“I couldn't go to sleep, Cynthia,” she said, “till I knew you were safe at home.”

“Well, I'm here all right, mother, so go back to bed and don't catch your death of cold.”

The old woman moved across the room to Cynthia's bed and sat down on it. “I heard you coming down the road and went to the front window. I had sent Brother Hillhouse for you, but it was Nelson Floyd who brought you home. Didn't Brother Hillhouse get there before you left?”

“Yes, but I had already promised Mr. Floyd.” The old woman met her daughter's glance steadily. “I suppose all I'll do or say won't do a bit o' good. Cynthia, you know what I'm afraid of.”

The girl stood straight, her face set and firm, her great, dreamy eyes flashing.

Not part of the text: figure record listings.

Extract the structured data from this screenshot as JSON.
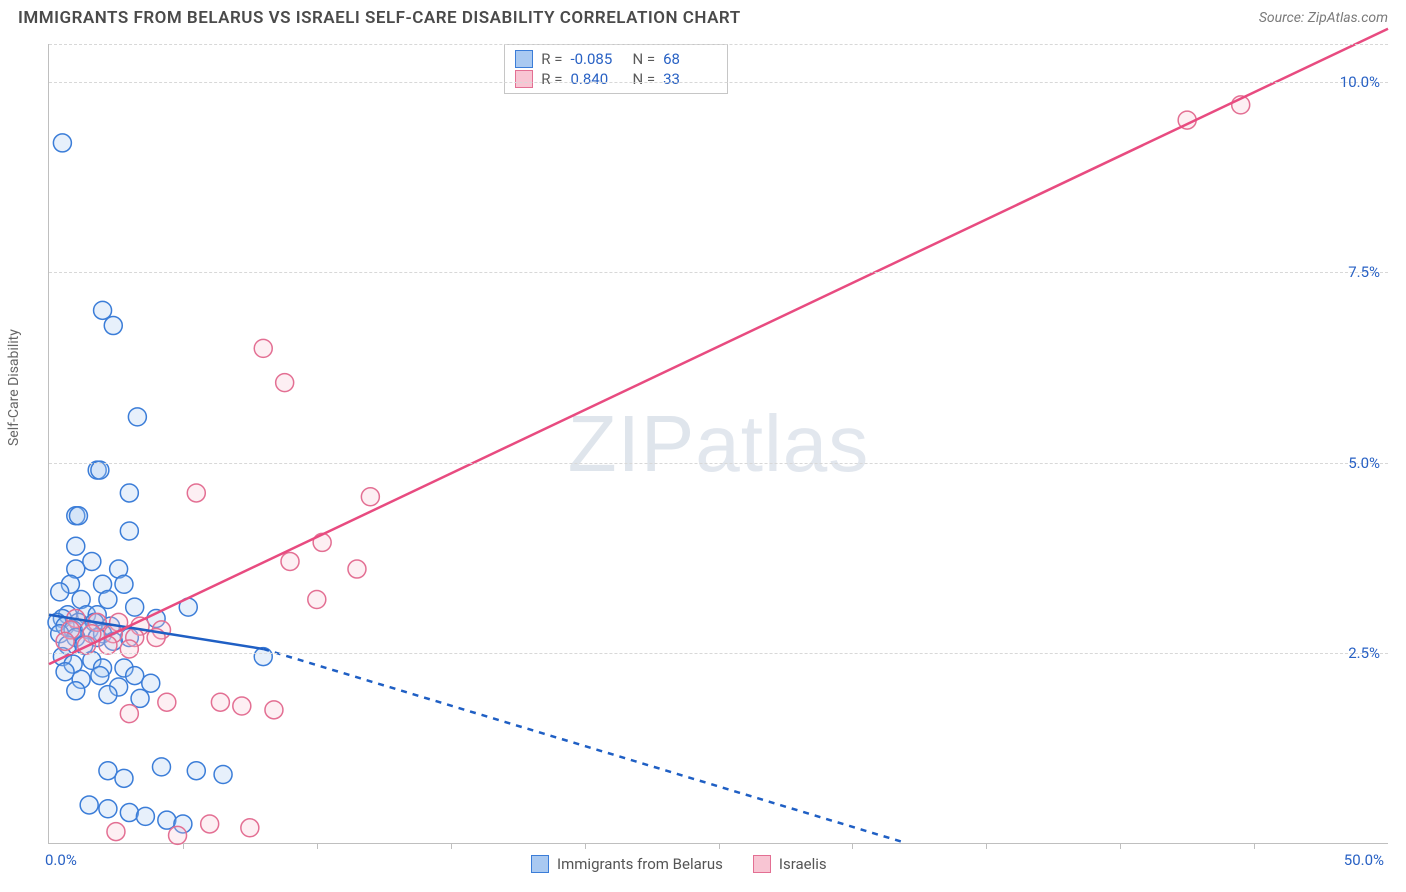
{
  "title": "IMMIGRANTS FROM BELARUS VS ISRAELI SELF-CARE DISABILITY CORRELATION CHART",
  "source": "Source: ZipAtlas.com",
  "watermark": "ZIPatlas",
  "chart": {
    "type": "scatter",
    "background_color": "#ffffff",
    "grid_color": "#d8d8d8",
    "axis_color": "#bfbfbf",
    "tick_label_color": "#2861c4",
    "tick_fontsize": 15,
    "y_axis_title": "Self-Care Disability",
    "y_axis_title_color": "#666666",
    "y_axis_title_fontsize": 14,
    "xlim": [
      0,
      50
    ],
    "ylim": [
      0,
      10.5
    ],
    "y_ticks": [
      {
        "v": 2.5,
        "label": "2.5%"
      },
      {
        "v": 5.0,
        "label": "5.0%"
      },
      {
        "v": 7.5,
        "label": "7.5%"
      },
      {
        "v": 10.0,
        "label": "10.0%"
      }
    ],
    "x_ticks_minor": [
      5,
      10,
      15,
      20,
      25,
      30,
      35,
      40,
      45
    ],
    "x_tick_labels": [
      {
        "v": 0,
        "label": "0.0%"
      },
      {
        "v": 50,
        "label": "50.0%"
      }
    ],
    "marker_radius": 9,
    "marker_stroke_width": 1.5,
    "marker_fill_opacity": 0.28,
    "series": [
      {
        "name": "Immigrants from Belarus",
        "color": "#6aa3e8",
        "stroke": "#3b7dd8",
        "fill": "#a9c9f1",
        "points": [
          [
            0.5,
            9.2
          ],
          [
            2.0,
            7.0
          ],
          [
            2.4,
            6.8
          ],
          [
            3.3,
            5.6
          ],
          [
            1.8,
            4.9
          ],
          [
            1.9,
            4.9
          ],
          [
            3.0,
            4.6
          ],
          [
            1.0,
            4.3
          ],
          [
            1.1,
            4.3
          ],
          [
            3.0,
            4.1
          ],
          [
            1.0,
            3.9
          ],
          [
            1.6,
            3.7
          ],
          [
            2.6,
            3.6
          ],
          [
            1.0,
            3.6
          ],
          [
            0.8,
            3.4
          ],
          [
            2.0,
            3.4
          ],
          [
            2.8,
            3.4
          ],
          [
            0.4,
            3.3
          ],
          [
            1.2,
            3.2
          ],
          [
            2.2,
            3.2
          ],
          [
            5.2,
            3.1
          ],
          [
            3.2,
            3.1
          ],
          [
            0.7,
            3.0
          ],
          [
            1.4,
            3.0
          ],
          [
            1.8,
            3.0
          ],
          [
            0.5,
            2.95
          ],
          [
            4.0,
            2.95
          ],
          [
            0.3,
            2.9
          ],
          [
            1.1,
            2.9
          ],
          [
            1.7,
            2.9
          ],
          [
            2.3,
            2.85
          ],
          [
            0.6,
            2.85
          ],
          [
            0.9,
            2.8
          ],
          [
            1.5,
            2.8
          ],
          [
            2.0,
            2.75
          ],
          [
            0.4,
            2.75
          ],
          [
            1.0,
            2.7
          ],
          [
            1.8,
            2.7
          ],
          [
            3.0,
            2.7
          ],
          [
            2.4,
            2.65
          ],
          [
            0.7,
            2.6
          ],
          [
            1.3,
            2.6
          ],
          [
            8.0,
            2.45
          ],
          [
            0.5,
            2.45
          ],
          [
            1.6,
            2.4
          ],
          [
            0.9,
            2.35
          ],
          [
            2.8,
            2.3
          ],
          [
            2.0,
            2.3
          ],
          [
            0.6,
            2.25
          ],
          [
            1.9,
            2.2
          ],
          [
            3.2,
            2.2
          ],
          [
            1.2,
            2.15
          ],
          [
            3.8,
            2.1
          ],
          [
            2.6,
            2.05
          ],
          [
            1.0,
            2.0
          ],
          [
            2.2,
            1.95
          ],
          [
            3.4,
            1.9
          ],
          [
            4.2,
            1.0
          ],
          [
            2.2,
            0.95
          ],
          [
            5.5,
            0.95
          ],
          [
            6.5,
            0.9
          ],
          [
            2.8,
            0.85
          ],
          [
            1.5,
            0.5
          ],
          [
            2.2,
            0.45
          ],
          [
            3.0,
            0.4
          ],
          [
            3.6,
            0.35
          ],
          [
            4.4,
            0.3
          ],
          [
            5.0,
            0.25
          ]
        ],
        "trend": {
          "solid": {
            "x1": 0,
            "y1": 3.0,
            "x2": 8,
            "y2": 2.55
          },
          "dashed": {
            "x1": 8,
            "y1": 2.55,
            "x2": 32,
            "y2": 0
          },
          "line_color": "#1f5fc4",
          "line_width": 2.5,
          "dash": "6,6"
        }
      },
      {
        "name": "Israelis",
        "color": "#f4a6bb",
        "stroke": "#e36f93",
        "fill": "#f8c5d3",
        "points": [
          [
            44.5,
            9.7
          ],
          [
            42.5,
            9.5
          ],
          [
            8.0,
            6.5
          ],
          [
            8.8,
            6.05
          ],
          [
            5.5,
            4.6
          ],
          [
            12.0,
            4.55
          ],
          [
            10.2,
            3.95
          ],
          [
            9.0,
            3.7
          ],
          [
            11.5,
            3.6
          ],
          [
            10.0,
            3.2
          ],
          [
            1.0,
            2.95
          ],
          [
            1.8,
            2.9
          ],
          [
            2.6,
            2.9
          ],
          [
            3.4,
            2.85
          ],
          [
            4.2,
            2.8
          ],
          [
            0.8,
            2.8
          ],
          [
            1.6,
            2.75
          ],
          [
            2.4,
            2.75
          ],
          [
            3.2,
            2.7
          ],
          [
            4.0,
            2.7
          ],
          [
            0.6,
            2.65
          ],
          [
            1.4,
            2.6
          ],
          [
            2.2,
            2.6
          ],
          [
            3.0,
            2.55
          ],
          [
            6.4,
            1.85
          ],
          [
            4.4,
            1.85
          ],
          [
            7.2,
            1.8
          ],
          [
            8.4,
            1.75
          ],
          [
            3.0,
            1.7
          ],
          [
            6.0,
            0.25
          ],
          [
            7.5,
            0.2
          ],
          [
            2.5,
            0.15
          ],
          [
            4.8,
            0.1
          ]
        ],
        "trend": {
          "solid": {
            "x1": 0,
            "y1": 2.35,
            "x2": 50,
            "y2": 10.7
          },
          "line_color": "#e84b80",
          "line_width": 2.5
        }
      }
    ],
    "stats_legend": {
      "border_color": "#c6c6c6",
      "rows": [
        {
          "swatch_fill": "#a9c9f1",
          "swatch_stroke": "#3b7dd8",
          "R": "-0.085",
          "N": "68"
        },
        {
          "swatch_fill": "#f8c5d3",
          "swatch_stroke": "#e36f93",
          "R": "0.840",
          "N": "33"
        }
      ],
      "label_color": "#5a5a5a",
      "value_color": "#2861c4"
    },
    "bottom_legend": [
      {
        "swatch_fill": "#a9c9f1",
        "swatch_stroke": "#3b7dd8",
        "label": "Immigrants from Belarus"
      },
      {
        "swatch_fill": "#f8c5d3",
        "swatch_stroke": "#e36f93",
        "label": "Israelis"
      }
    ]
  }
}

“Yes, and that's the insult of it. Mother, you almost make me think you are judging my nature by your own, when you were at my age. I tell you you will drive me too far. A girl at a certain time of her life wants a mother's love and sympathy; she doesn't want threats, fears, and disgraceful suspicions.”

Mrs. Porter covered her face with her bony hands and groaned aloud.

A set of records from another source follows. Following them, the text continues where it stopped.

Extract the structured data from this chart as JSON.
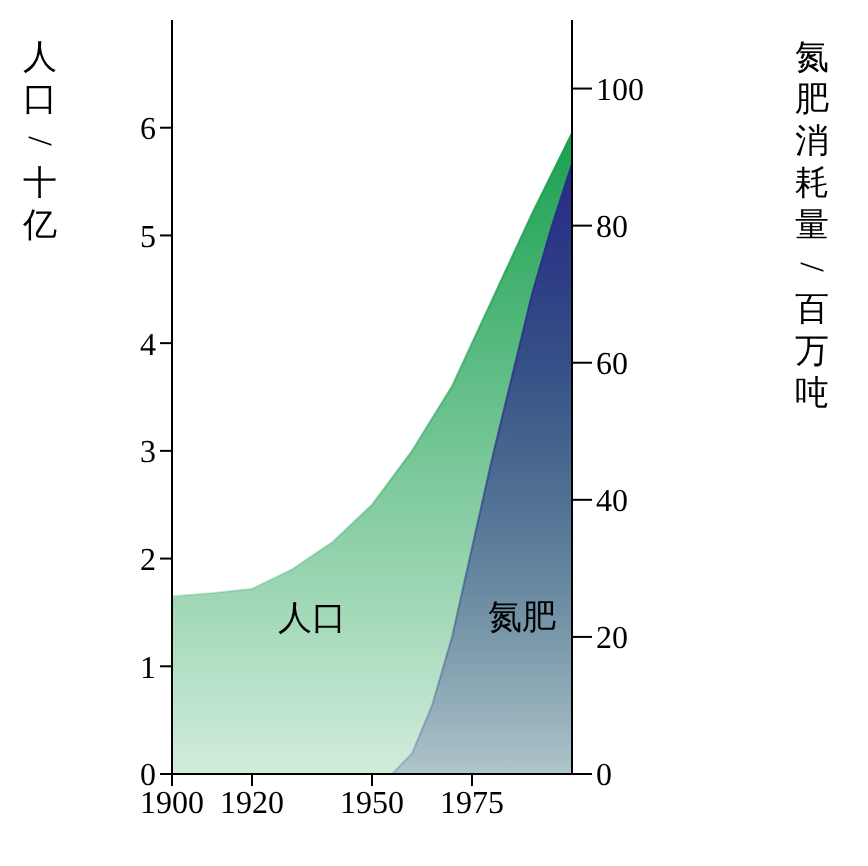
{
  "chart_data": {
    "type": "area",
    "ylabel": "人口/十亿",
    "y2label": "氮肥消耗量/百万吨",
    "xlim": [
      1900,
      2000
    ],
    "xticks": [
      1900,
      1920,
      1950,
      1975
    ],
    "ylim": [
      0,
      7
    ],
    "yticks": [
      0,
      1,
      2,
      3,
      4,
      5,
      6
    ],
    "y2lim": [
      0,
      110
    ],
    "y2ticks": [
      0,
      20,
      40,
      60,
      80,
      100
    ],
    "grid": false,
    "legend": false,
    "series": [
      {
        "name": "人口",
        "color": "#1aa050",
        "x": [
          1900,
          1910,
          1920,
          1930,
          1940,
          1950,
          1960,
          1970,
          1975,
          1980,
          1990,
          2000
        ],
        "values": [
          1.65,
          1.68,
          1.72,
          1.9,
          2.15,
          2.5,
          3.0,
          3.6,
          4.0,
          4.4,
          5.2,
          5.95
        ]
      },
      {
        "name": "氮肥",
        "color": "#2a2a8a",
        "axis": "y2",
        "x": [
          1955,
          1960,
          1965,
          1970,
          1975,
          1980,
          1985,
          1990,
          1995,
          2000
        ],
        "values": [
          0,
          3,
          10,
          20,
          33,
          46,
          58,
          70,
          80,
          89
        ]
      }
    ]
  }
}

“You are confessing,” she said, “that you are tied an' bound to him by the heart and that there isn't anything left for you but the crumbs he lets fall from his profligate table. You confess that you are lyin' at his feet, greedily lappin' up what he deigns to drop to you and the rest of those—”

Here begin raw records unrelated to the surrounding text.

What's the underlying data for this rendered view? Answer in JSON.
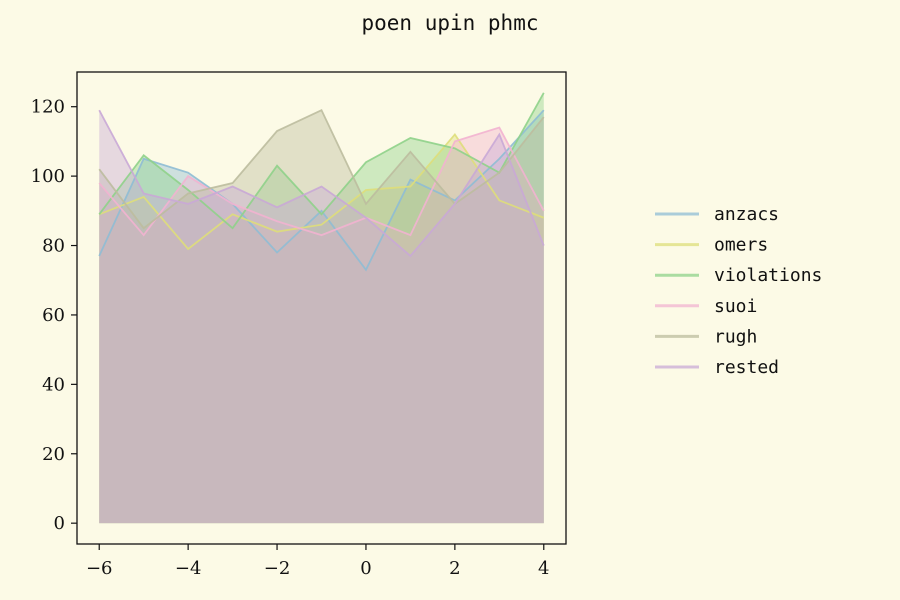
{
  "chart_data": {
    "type": "area",
    "title": "poen upin phmc",
    "xlabel": "",
    "ylabel": "",
    "xlim": [
      -6.5,
      4.5
    ],
    "ylim": [
      -6,
      130
    ],
    "x_ticks": [
      -6,
      -4,
      -2,
      0,
      2,
      4
    ],
    "y_ticks": [
      0,
      20,
      40,
      60,
      80,
      100,
      120
    ],
    "x": [
      -6,
      -5,
      -4,
      -3,
      -2,
      -1,
      0,
      1,
      2,
      3,
      4
    ],
    "legend_position": "right",
    "grid": false,
    "series": [
      {
        "name": "anzacs",
        "color": "#8fbcd4",
        "values": [
          77,
          105,
          101,
          92,
          78,
          90,
          73,
          99,
          93,
          105,
          119
        ]
      },
      {
        "name": "omers",
        "color": "#dede7a",
        "values": [
          89,
          94,
          79,
          89,
          84,
          86,
          96,
          97,
          112,
          93,
          88
        ]
      },
      {
        "name": "violations",
        "color": "#8fd18a",
        "values": [
          89,
          106,
          96,
          85,
          103,
          89,
          104,
          111,
          108,
          101,
          124
        ]
      },
      {
        "name": "suoi",
        "color": "#f2b3d0",
        "values": [
          98,
          83,
          100,
          92,
          87,
          83,
          88,
          83,
          110,
          114,
          90
        ]
      },
      {
        "name": "rugh",
        "color": "#bcbc9e",
        "values": [
          102,
          85,
          95,
          98,
          113,
          119,
          92,
          107,
          92,
          101,
          117
        ]
      },
      {
        "name": "rested",
        "color": "#c9a9d6",
        "values": [
          119,
          95,
          92,
          97,
          91,
          97,
          88,
          77,
          92,
          112,
          80
        ]
      }
    ]
  }
}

“Stop!” Cynthia sprang to her mother and laid her small hand heavily on the thin shoulder. “Stop, you know you are telling a deliberate—” She paused, turned, and went slowly back to the bureau. “God forgive me! God help me remember my duty to her as my mother. She's old; she's out of her head.”

“There, you said something then!” The old woman had drawn herself erect and sat staring at her daughter, her hands on her sharp knees. “That reminds me of something else. You know my sister Martha got to worryin' when she was along about my age over her law-suit matters, and kept it up till her brain gave way. Folks always said she and I were alike. Dr. Strong has told me time after time to guard against worry or I'd go out and kill myself as she did. I haven't mentioned this before, but I do now. I can't keep down my fears and suspicions, while the very air is full of that man's conduct. He's a devil, I tell you—a devil in human shape. Your pretty face has caught his fancy, and your holding him off, so far, has made him determined to crush you like a plucked flower. Why don't he go to the Duncans and the Prices and lay his plans? Because those men shoot at the drop of a hat. He knows your pa is not of that stamp and that you haven't any men kin to defend our family honor. He hasn't any of his own; nobody knows who or what he is. My opinion is that he's a nobody and knows it, and out of pure spite is trying to pull everybody else down to his level.”